Agricultural Research Service

Title: A chemical basis for sour taste perception of acid solutions and fresh-pack dill pickles

Authors
item Da Conceicao Neta, Edith - NC STATE UNIVERSITY
item Johanningsmeier, Suzanne
item Drake, M - NC STATE UNIVERSITY
item McFeeters, Roger

Submitted to: Journal of Food Science
Publication Type: Peer Reviewed Journal
Publication Acceptance Date: April 25, 2007
Publication Date: August 8, 2007
Repository URL: http://hdl.handle.net/10113/16017
Citation: Da Conceicao Neta, E.R., Johanningsmeier, S.D., Drake, M.A., McFeeters, R.F. A chemical basis for sour taste perception of acid solutions and fresh-pack dill pickles. Journal of Food Science. 72(6):S352-S359.

Interpretive Summary: Sourness is one of the four basic taste sensations. Sourness is caused by the acids naturally present or added to foods. However, there is no general way to predict the relative sourness of different acids in foods. The only way to determine how sour different amounts or kinds of acids will be perceived has been to add them to a food recipe and then taste the food. This paper shows there is a linear relationship between how sour acids are in water solutions or in dill pickles, provided we know how much of the acids present are in a certain chemical form. We can determine how much acid is in the sour chemical form with a simple measurement and some calculations. Surprisingly, we found that when acids are in the correct chemical form, they are all equally sour. With this information, we will be better able to predict and control the sour taste in modifying or creating new food formulations.

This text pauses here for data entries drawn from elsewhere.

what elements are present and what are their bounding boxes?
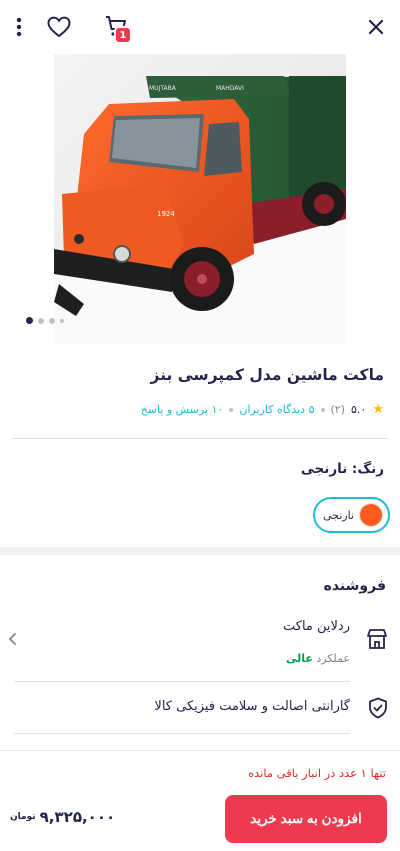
divider (14, 733, 350, 734)
currency-label: تومان (10, 812, 36, 822)
divider (14, 681, 350, 682)
color-option-orange[interactable]: نارنجی (313, 497, 390, 533)
performance-label: عملکرد (316, 652, 350, 665)
close-icon[interactable] (361, 12, 391, 42)
top-bar: 1 (0, 0, 400, 54)
meta-separator (229, 407, 234, 412)
rating-value: ۵.۰ (351, 403, 367, 416)
chevron-left-icon (8, 631, 18, 650)
favorite-heart-icon[interactable] (44, 12, 74, 42)
product-meta: ★ ۵.۰ (۲) ۵ دیدگاه کاربران ۱۰ پرسش و پاس… (141, 402, 384, 417)
performance-value: عالی (285, 652, 313, 665)
gallery-dot-1[interactable] (26, 317, 33, 324)
meta-separator (320, 407, 325, 412)
qa-link[interactable]: ۱۰ پرسش و پاسخ (141, 403, 224, 416)
color-swatch (360, 504, 382, 526)
cab-left-text: MUJTABA (149, 85, 177, 92)
seller-section-title: فروشنده (323, 578, 386, 594)
color-option-label: نارنجی (322, 508, 354, 522)
gallery-pagination (26, 317, 64, 324)
product-title: ماکت ماشین مدل کمپرسی بنز (150, 366, 384, 384)
bottom-bar-border (0, 750, 400, 751)
section-separator (0, 547, 400, 555)
reviews-link[interactable]: ۵ دیدگاه کاربران (239, 403, 314, 416)
door-badge-text: 1924 (157, 210, 175, 218)
star-icon: ★ (372, 402, 384, 417)
cart-button[interactable]: 1 (100, 12, 136, 44)
stock-note: تنها ۱ عدد در انبار باقی مانده (248, 766, 386, 780)
truck-photo: MUJTABA MAHDAVI 1924 (54, 54, 346, 344)
cart-count-badge: 1 (114, 26, 132, 44)
warranty-label: گارانتی اصالت و سلامت فیزیکی کالا (154, 699, 350, 714)
gallery-dot-3[interactable] (49, 317, 55, 324)
seller-name[interactable]: ردلاین ماکت (283, 619, 350, 634)
add-to-cart-button[interactable]: افزودن به سبد خرید (225, 795, 387, 843)
price-amount: ۹,۳۲۵,۰۰۰ (39, 808, 116, 826)
rating-count: (۲) (330, 403, 346, 416)
seller-performance: عملکرد عالی (286, 652, 350, 665)
price: ۹,۳۲۵,۰۰۰ تومان (10, 808, 115, 826)
product-image[interactable]: MUJTABA MAHDAVI 1924 (54, 54, 346, 344)
cab-right-text: MAHDAVI (216, 85, 244, 92)
gallery-dot-2[interactable] (38, 317, 44, 324)
gallery-dot-4[interactable] (60, 318, 64, 323)
color-label: رنگ: نارنجی (300, 461, 384, 477)
shield-check-icon (368, 697, 388, 723)
store-icon (366, 628, 388, 654)
more-options-icon[interactable] (4, 12, 34, 42)
divider (12, 438, 388, 439)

Technical Abstract: Sour taste is influenced by pH and acids present in foods. It is not currently possible, however, to accurately predict and modify sour taste intensity in foods containing organic acids. The objective of this study was to investigate the roles of protonated (undissociated) organic acid species and hydrogen ions in evoking sour taste. Sour taste intensity increased linearly with hydrogen ion concentration (R2= 0.995), and with the concentration of protonated organic acid species at pH 3.5 (R2 = 0.884), 4.0 (R2 = 0.929), and 4.5 (R2 = 0.970). The type of organic acid did not affect sour taste perception after adjusting for the effects of protonated organic acid species and hydrogen ions. Protonated organic acid species and hydrogen ions produced approximately the same sour taste response on a molar basis. Sour taste intensity was also linearly related to the total concentration of protonated organic acid species in fresh-pack dill pickles (R2 = 0.957). This study shows that the sour taste of organic acids is directly related to the number of molecules with at least one protonated carboxyl group plus the hydrogen ions in solution. Conclusions from these results are that all protonated organic acids are equally sour on a molar basis, that all protonated species of a given organic acid are equally sour, and that hydrogen ions and protonated organic acids are about equally sour on a molar basis.